Oszuści już zacierali ręce, że za chwilę w ich ręce wpadnie pokaźna gotówka. Na szczęście nic nie wskórali. Plany pokrzyżował im telefon ofiary. Tak długo z nią rozmawiali, że komórka się rozładowała.
To był klasyczny sposób okradania starszych ludzi. Do 80-latki z Tarnobrzega zadzwonił telefon. Kobieta w słuchawce powiedziała, że jest z policji. Przeraziła emerytkę zmyśloną historyjką. Opowiedziała, że na jej konto chcą się włamać pracownicy banku. Oszustka kazała pójść do placówki i wybrać wszystkie oszczędności. Poleciła seniorce, aby cały czas miała włączoną komórkę. Doradziła też, aby kasjerce powiedziała, że pieniądze są jej potrzebne na kupno działki.

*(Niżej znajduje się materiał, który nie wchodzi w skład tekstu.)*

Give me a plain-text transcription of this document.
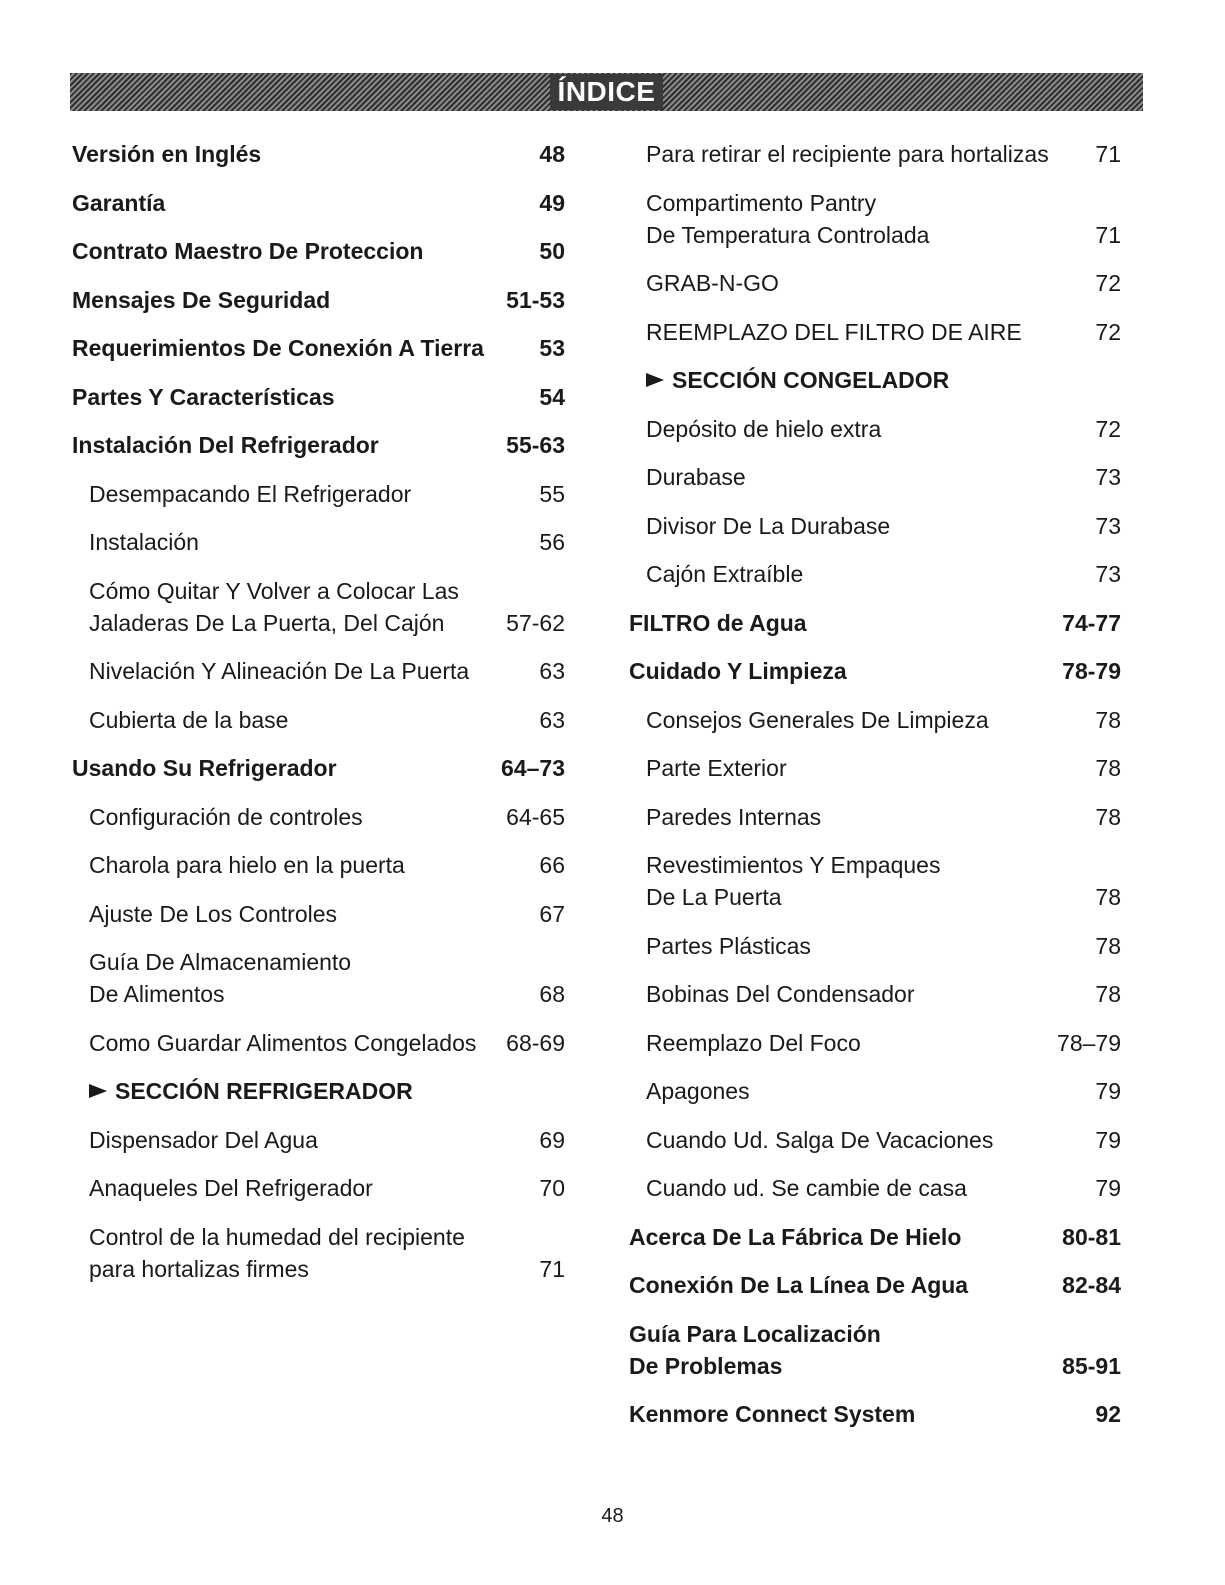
ÍNDICE
Versión en Inglés	48
Garantía	49
Contrato Maestro De Proteccion	50
Mensajes De Seguridad	51-53
Requerimientos De Conexión A Tierra	53
Partes Y Características	54
Instalación Del Refrigerador	55-63
Desempacando El Refrigerador	55
Instalación	56
Cómo Quitar Y Volver a Colocar Las
Jaladeras De La Puerta, Del Cajón	57-62
Nivelación Y Alineación De La Puerta	63
Cubierta de la base	63
Usando Su Refrigerador	64–73
Configuración de controles	64-65
Charola para hielo en la puerta	66
Ajuste De Los Controles	67
Guía De Almacenamiento
De Alimentos	68
Como Guardar Alimentos Congelados	68-69
SECCIÓN REFRIGERADOR
Dispensador Del Agua	69
Anaqueles Del Refrigerador	70
Control de la humedad del recipiente
para hortalizas firmes	71
Para retirar el recipiente para hortalizas	71
Compartimento Pantry
De Temperatura Controlada	71
GRAB-N-GO	72
REEMPLAZO DEL FILTRO DE AIRE	72
SECCIÓN CONGELADOR
Depósito de hielo extra	72
Durabase	73
Divisor De La Durabase	73
Cajón Extraíble	73
FILTRO de Agua	74-77
Cuidado Y Limpieza	78-79
Consejos Generales De Limpieza	78
Parte Exterior	78
Paredes Internas	78
Revestimientos Y Empaques
De La Puerta	78
Partes Plásticas	78
Bobinas Del Condensador	78
Reemplazo Del Foco	78–79
Apagones	79
Cuando Ud. Salga De Vacaciones	79
Cuando ud. Se cambie de casa	79
Acerca De La Fábrica De Hielo	80-81
Conexión De La Línea De Agua	82-84
Guía Para Localización
De Problemas	85-91
Kenmore Connect System	92
48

80-latka posłuchała. Wypłaciła 45 tys. zł i kiedy „policjantka” zaczęła tłumaczyć, co ma dalej zrobić z pieniędzmi, połączenie się nagle urwało! W aparacie wysiadła bateria. Seniorka doładowała komórkę i zadzwoniła do dyżurnego komendy policji. Wtedy dowiedziała się, że stała się celem szajki oszustów. Tylko przypadek sprawił, że ocaliła swoje oszczędności.